Posted on 1st October, by Christina in Blog. 1 Comment

Die Siegerserien 2017 – Platz 1 bis 10

Das sind die 10 Sieger des diesjährigen Münchner Fotomarathons unter dem Oberthema “Weltstadt mit Herz”, ausgewählt durch unsere Jury: Jacqueline Esen, Axel Steinmüller, Dorothe Willeke-Jungfermann, Florian Poschenrieder und Simone Naumann.

Folgende Themen mussten fotografisch umgesetzt werden:

  1. Sonne im Herzen
  2. Ein Herz und eine Seele
  3. Herzschlag
  4. Auf Herz und Nieren prüfen
  5. Herzerfrischend
  6. Herzenswunsch
  7. Herzhaft
  8. Herzblatt
  9. Wenn’s Herzerl in die Hose rutscht
  10. Hand auf’s Herz
  11. Zwei Herzen im 3/4-Takt
  12. Sich ein Herz fassen

Platz 1 – Robert Mayer (#129)

Kommentar der Jury: Das Münchenoberthema ist sehr gut erfasst, München Stadt mit Herz ist klar erkennbar. Bildgestalterisch und technisch sauber und stringent umgesetzt. Technische Gestaltung Infrarot ausgeschöpft und trägt zur Gestaltung bei. Thematisch um die Ecke gedacht und nicht ins Gesicht geklatscht. In allen Bereichen:  Haupt-Thema, Unterthemen, Technisch, Fotografisch, Kreativ – in Kombi aller Anforderungen einfach sehr gut.


Platz 2 – Susanne Heiker (#27)

Kommentar der Jury: Konsequente, technische Gestaltung, stringent umgesetzt mit immer dem gleichen Objektiv, so dass gestalterisch nichts aus der Reihe fällt, thematisch sehr gut umgesetzt, München thematisch gut umgesetzt, technisch sauber, Reportagecharakter im Vordergrund, klare Linie erkennbar in gestalterischer Umsetzung.

Platz 3 – Julian Oswald (#21)

Kommentar der Jury: München als Stadt gut zu erkennen, witzig ist wie das erste Bild der Reihe umgesetzt wurde „Sonne im Herzen“. Es gibt allerdings ein paar fotografische Schwächen, wo man noch etwas hätte aufsatteln können, wo der Kontrast noch etwas hätte stärker sein können um die Serienidee stärker klar zu machen, Reportagecharakter ist in Verbindung mit der Schwarz-Weiß-Serie sehr gut umgesetzt. Eine technischere höhere Konstanz wäre wünschenswert. Die kontrastreichen Motive mehr in den Vordergrund gerückt und nicht so stark von der eigentlichen Thematik abgewichen.
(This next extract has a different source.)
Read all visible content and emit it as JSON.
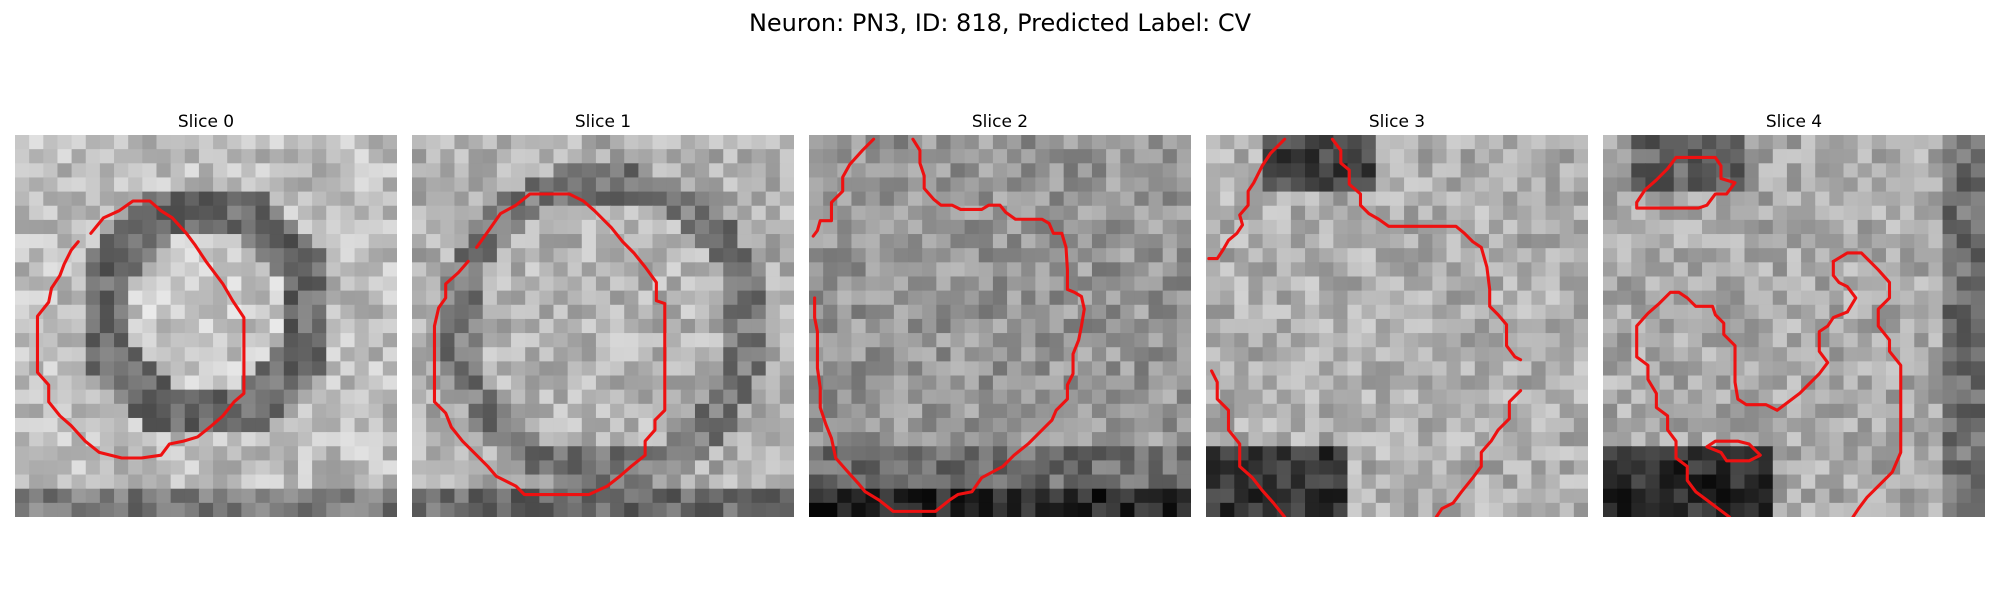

Platz 4 – Claudia Omonsky (#125)

Kommentar der Jury: Ist eigentlich vom Technischen her und von Thema found footage die beste Umsetzung, weil derjenige der die Bilder gemacht hat sich seine Motive gesucht hat. Es ist auch in den einzelnen Unterthemen begrifflich gemacht. Der Grund warum es „nur“ auf Platz 4 ist, ist das München als Stadt leider gar nicht oder nur minimal zur Geltung kommt, man muss es wenn raten. Weil die Bilder sehr stark sind sowohl vom künstlerischen Aspekt als auch von der Umsetzung des jeweiligen Unterthemas. Die Auswahl der zu sehenden Plakate geschah mit Augenzwinkern, was Lachmomente ergab.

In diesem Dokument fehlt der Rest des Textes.